Almost half of the in-house counsel surveyed by the International Mediation Institute (IMI) felt that external lawyers were often an impediment to the mediation process.
The survey of in-house dispute resolution counsel from 76 large international corporations in North America and Europe took place between January and March this year.
When deciding on whom to select as a mediator, only 56 per cent of respondents relied upon the mediator having experience as a lawyer, while a further 38 per cent were neutral on the subject.
“There are some litigators who fail to take off their adversarial hat, and put on their collaborative hat, when they come to mediation, and that’s why I think general counsel sometimes find them to be an impediment,” said Tony Dempsey, director at WISDOMdr.

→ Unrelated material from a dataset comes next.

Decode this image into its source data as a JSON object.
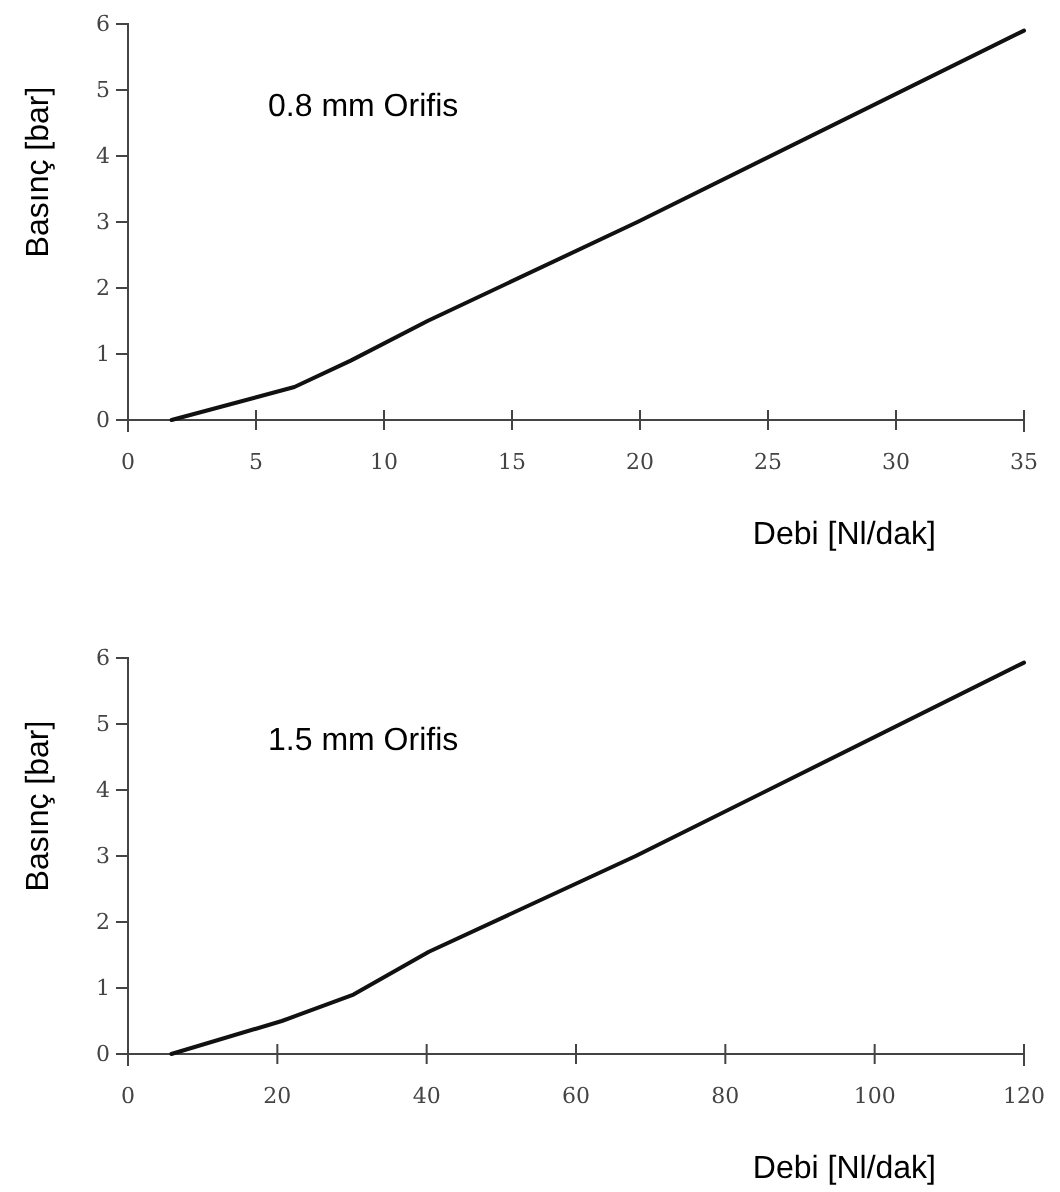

The majority of survey respondents (85%) relied on the mediator having expertise in the core issue of the case.
These results are indicative of a global trend in which clients are looking for mediators with expertise in the industry to which their dispute relates, said Dempsey.

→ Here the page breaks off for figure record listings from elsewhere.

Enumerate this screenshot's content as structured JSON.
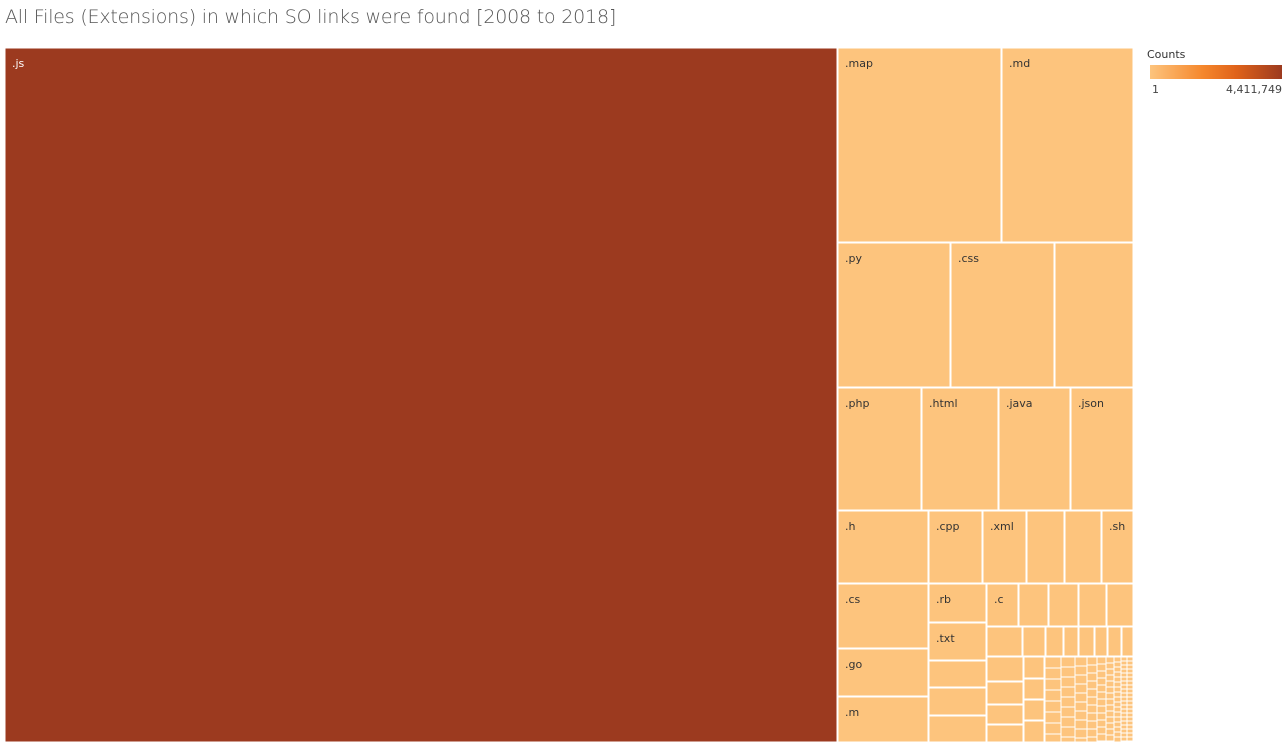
{
  "title": "All Files (Extensions) in which SO links were found [2008 to 2018]",
  "legend": {
    "title": "Counts",
    "min_label": "1",
    "max_label": "4,411,749",
    "colors": [
      "#fdc47d",
      "#f5872c",
      "#e0631a",
      "#9c3a1f"
    ]
  },
  "chart_data": {
    "type": "treemap",
    "color_scale_min": 1,
    "color_scale_max": 4411749,
    "labeled_items": [
      ".js",
      ".map",
      ".md",
      ".py",
      ".css",
      ".php",
      ".html",
      ".java",
      ".json",
      ".h",
      ".cpp",
      ".xml",
      ".sh",
      ".cs",
      ".rb",
      ".c",
      ".txt",
      ".go",
      ".m"
    ],
    "colors": {
      "high": "#9c3a1f",
      "low": "#fdc47d",
      "border": "#ffffff"
    }
  }
}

“General counsel are pretty sophisticated these days … they understand what their legal position is and they’re not necessarily looking for another lawyer to give them another opinion on that,” he said.

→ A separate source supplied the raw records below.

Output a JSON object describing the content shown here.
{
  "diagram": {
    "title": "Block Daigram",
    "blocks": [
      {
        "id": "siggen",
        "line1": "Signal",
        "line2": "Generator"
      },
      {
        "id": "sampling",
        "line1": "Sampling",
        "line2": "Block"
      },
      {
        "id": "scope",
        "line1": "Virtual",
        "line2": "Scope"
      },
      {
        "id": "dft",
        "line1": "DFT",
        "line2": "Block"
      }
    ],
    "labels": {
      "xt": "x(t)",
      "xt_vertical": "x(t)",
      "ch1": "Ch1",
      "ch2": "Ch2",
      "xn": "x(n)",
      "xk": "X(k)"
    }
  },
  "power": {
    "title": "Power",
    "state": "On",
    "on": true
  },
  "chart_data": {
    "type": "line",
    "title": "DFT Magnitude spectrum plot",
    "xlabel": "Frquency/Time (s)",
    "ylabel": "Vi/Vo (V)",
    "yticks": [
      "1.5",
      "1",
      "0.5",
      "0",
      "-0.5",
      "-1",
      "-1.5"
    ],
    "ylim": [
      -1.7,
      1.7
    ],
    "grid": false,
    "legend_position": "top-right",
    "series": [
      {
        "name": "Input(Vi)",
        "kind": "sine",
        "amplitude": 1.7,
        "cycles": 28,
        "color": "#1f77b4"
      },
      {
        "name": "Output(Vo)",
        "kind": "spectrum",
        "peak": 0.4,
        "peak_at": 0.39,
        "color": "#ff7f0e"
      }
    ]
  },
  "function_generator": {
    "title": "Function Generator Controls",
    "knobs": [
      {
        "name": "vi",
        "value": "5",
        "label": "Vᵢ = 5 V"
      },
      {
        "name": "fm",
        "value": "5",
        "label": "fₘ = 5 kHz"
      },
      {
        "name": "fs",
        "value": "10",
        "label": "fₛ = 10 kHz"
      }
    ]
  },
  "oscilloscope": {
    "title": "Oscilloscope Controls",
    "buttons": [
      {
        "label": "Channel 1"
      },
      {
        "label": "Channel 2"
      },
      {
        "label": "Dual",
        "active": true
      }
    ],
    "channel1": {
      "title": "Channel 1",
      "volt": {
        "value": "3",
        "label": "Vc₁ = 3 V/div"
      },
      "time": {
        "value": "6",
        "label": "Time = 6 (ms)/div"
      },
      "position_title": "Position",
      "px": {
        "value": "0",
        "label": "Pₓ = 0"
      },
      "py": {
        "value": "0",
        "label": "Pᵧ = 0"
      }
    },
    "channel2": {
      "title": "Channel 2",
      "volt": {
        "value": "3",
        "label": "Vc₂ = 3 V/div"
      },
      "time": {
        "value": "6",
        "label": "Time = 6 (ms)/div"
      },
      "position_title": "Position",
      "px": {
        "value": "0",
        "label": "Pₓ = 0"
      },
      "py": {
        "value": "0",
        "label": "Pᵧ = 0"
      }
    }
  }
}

“They’re looking for someone with industry expertise and capabilities that can help the parties structure a solution that makes sense and is commercially savvy.”
A proactive mediator who not only facilitates but also generates and proposes solutions and settlement options was highly favoured by 77 per cent of survey respondents.
“We’re always talking about the legal gravitas that a retired judge might have, but a former CEO who might be sitting on several boards has equally as strong commercial gravitas,” said Dempsey, adding that Australia will see the growth of co-mediation, where a legally qualified mediator works with a commercial mediator to help solve the problem
Change is gonna come
His view echoes that of NSW chief justice Tom Bathurst who said last year that, by 2020, traditional or recent forms of mediation will go by the board.
“It will go by the board because of the increased levels of sophistication of clients, in-house counsel and the legal profession,” he said.
“They know the law. They will want a commercial outcome and they will go to a commercial mediator. Arbitration and the courts will remain on a complimentary basis to resolve disputes.”
Almost half (48%) of those surveyed felt that mediation should be a compulsory procedural step in the conduct of all commercial disputes in both litigation and arbitration, while 37 per cent felt it should not be compulsory.
Despite the seeming lack of value general counsel placed on external lawyers in mediation, 78 per cent said they would rely upon the views of law firms and other advisors as to their recommendations on which mediator to use.
The majority of respondents (64%) to the IMI survey had arbitration and mediation experience, while eight per cent had no personal experience in either mediation or arbitration.
Most respondents were either senior in-house legal counsel (63%) or senior management (20%); 71 per cent of respondents were from corporations with more than 10,000 employees, and 18 per cent were employed by companies with between 1000 and 10,000 employees.